I don’t view it as a limitation, I view it as freedom. My limitation has opened a unique way of being and living in the world, and I cannot imagine life without it.
Cure is fiction — a response by composer, pianist, and musicologist Stefan Sunandan Honisch to a question for a communally-engaged project I’m developing. This reply very much resonated with me the focus on cure can sometimes be detrimental to disabled people’s overall well-being.

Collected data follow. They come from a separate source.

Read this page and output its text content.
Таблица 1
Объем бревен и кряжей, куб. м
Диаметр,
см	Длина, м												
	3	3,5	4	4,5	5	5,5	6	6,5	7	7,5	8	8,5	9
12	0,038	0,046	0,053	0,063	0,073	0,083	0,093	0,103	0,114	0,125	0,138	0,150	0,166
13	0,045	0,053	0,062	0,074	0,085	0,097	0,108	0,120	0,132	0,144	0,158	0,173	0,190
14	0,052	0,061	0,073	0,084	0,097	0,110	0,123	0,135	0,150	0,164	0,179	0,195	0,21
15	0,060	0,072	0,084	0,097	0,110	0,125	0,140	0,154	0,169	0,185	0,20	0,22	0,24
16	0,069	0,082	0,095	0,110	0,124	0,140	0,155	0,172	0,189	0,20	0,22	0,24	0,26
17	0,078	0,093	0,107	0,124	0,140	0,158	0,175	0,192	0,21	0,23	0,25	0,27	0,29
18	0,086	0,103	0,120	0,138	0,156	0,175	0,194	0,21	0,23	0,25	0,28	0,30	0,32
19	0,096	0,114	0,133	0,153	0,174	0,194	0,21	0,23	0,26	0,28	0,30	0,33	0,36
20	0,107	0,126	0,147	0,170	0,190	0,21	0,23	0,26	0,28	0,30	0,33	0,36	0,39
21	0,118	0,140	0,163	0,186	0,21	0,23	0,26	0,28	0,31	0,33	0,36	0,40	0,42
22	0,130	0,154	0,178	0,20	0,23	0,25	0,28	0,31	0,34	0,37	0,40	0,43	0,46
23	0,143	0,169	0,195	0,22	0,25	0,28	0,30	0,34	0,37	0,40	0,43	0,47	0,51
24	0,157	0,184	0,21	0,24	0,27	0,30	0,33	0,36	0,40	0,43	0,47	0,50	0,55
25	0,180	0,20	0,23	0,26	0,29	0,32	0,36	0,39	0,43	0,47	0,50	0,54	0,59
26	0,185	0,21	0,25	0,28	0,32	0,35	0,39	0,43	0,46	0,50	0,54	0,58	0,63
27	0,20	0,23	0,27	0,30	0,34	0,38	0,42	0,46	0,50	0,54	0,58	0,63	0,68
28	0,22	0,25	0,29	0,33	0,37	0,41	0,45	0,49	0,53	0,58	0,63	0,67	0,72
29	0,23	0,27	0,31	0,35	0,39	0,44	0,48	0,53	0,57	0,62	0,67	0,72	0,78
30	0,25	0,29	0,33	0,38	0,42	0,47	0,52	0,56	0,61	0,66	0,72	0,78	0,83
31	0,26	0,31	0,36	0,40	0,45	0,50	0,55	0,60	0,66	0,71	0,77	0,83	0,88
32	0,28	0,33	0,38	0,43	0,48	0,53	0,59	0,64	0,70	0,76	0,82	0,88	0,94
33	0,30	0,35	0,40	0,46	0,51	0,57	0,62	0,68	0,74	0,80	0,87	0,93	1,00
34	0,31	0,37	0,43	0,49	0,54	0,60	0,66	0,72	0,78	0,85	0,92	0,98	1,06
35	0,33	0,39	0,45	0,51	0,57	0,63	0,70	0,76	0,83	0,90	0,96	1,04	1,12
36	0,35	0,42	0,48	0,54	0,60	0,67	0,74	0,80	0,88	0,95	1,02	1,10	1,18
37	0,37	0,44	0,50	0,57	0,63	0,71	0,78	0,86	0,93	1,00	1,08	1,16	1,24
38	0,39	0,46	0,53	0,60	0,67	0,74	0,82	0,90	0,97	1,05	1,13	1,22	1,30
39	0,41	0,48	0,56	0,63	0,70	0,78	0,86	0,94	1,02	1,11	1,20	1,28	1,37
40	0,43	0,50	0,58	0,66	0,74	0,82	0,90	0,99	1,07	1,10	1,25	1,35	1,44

People often make assumptions about body mobility and ability which personally drive me crazy, as my body’s immobility is out of my control. I therefore believe it’s essential to initiate access checks in welcoming all bodies to all spaces.
For me there is often a loss of control in the body and how the body will change as you age, which can be frightening and also freeing.
That it’s not only in the medical realm but also the social and cultural, as not only pathology but identity.
Can you please give us your favorite “Life Lesson Quote”?
The myth of more.
We are very blessed that some of the biggest names in Business, VC funding, Sports, and Entertainment read this column. Is there a person in the world, or in the US whom you would love to have a private breakfast or lunch with, and why? He or she might just see this 🙂
Tim Ferriss! I’ve been obsessed with his books and podcast since completing graduate school, and they have always taught me much on building one’s life the way you want to live it.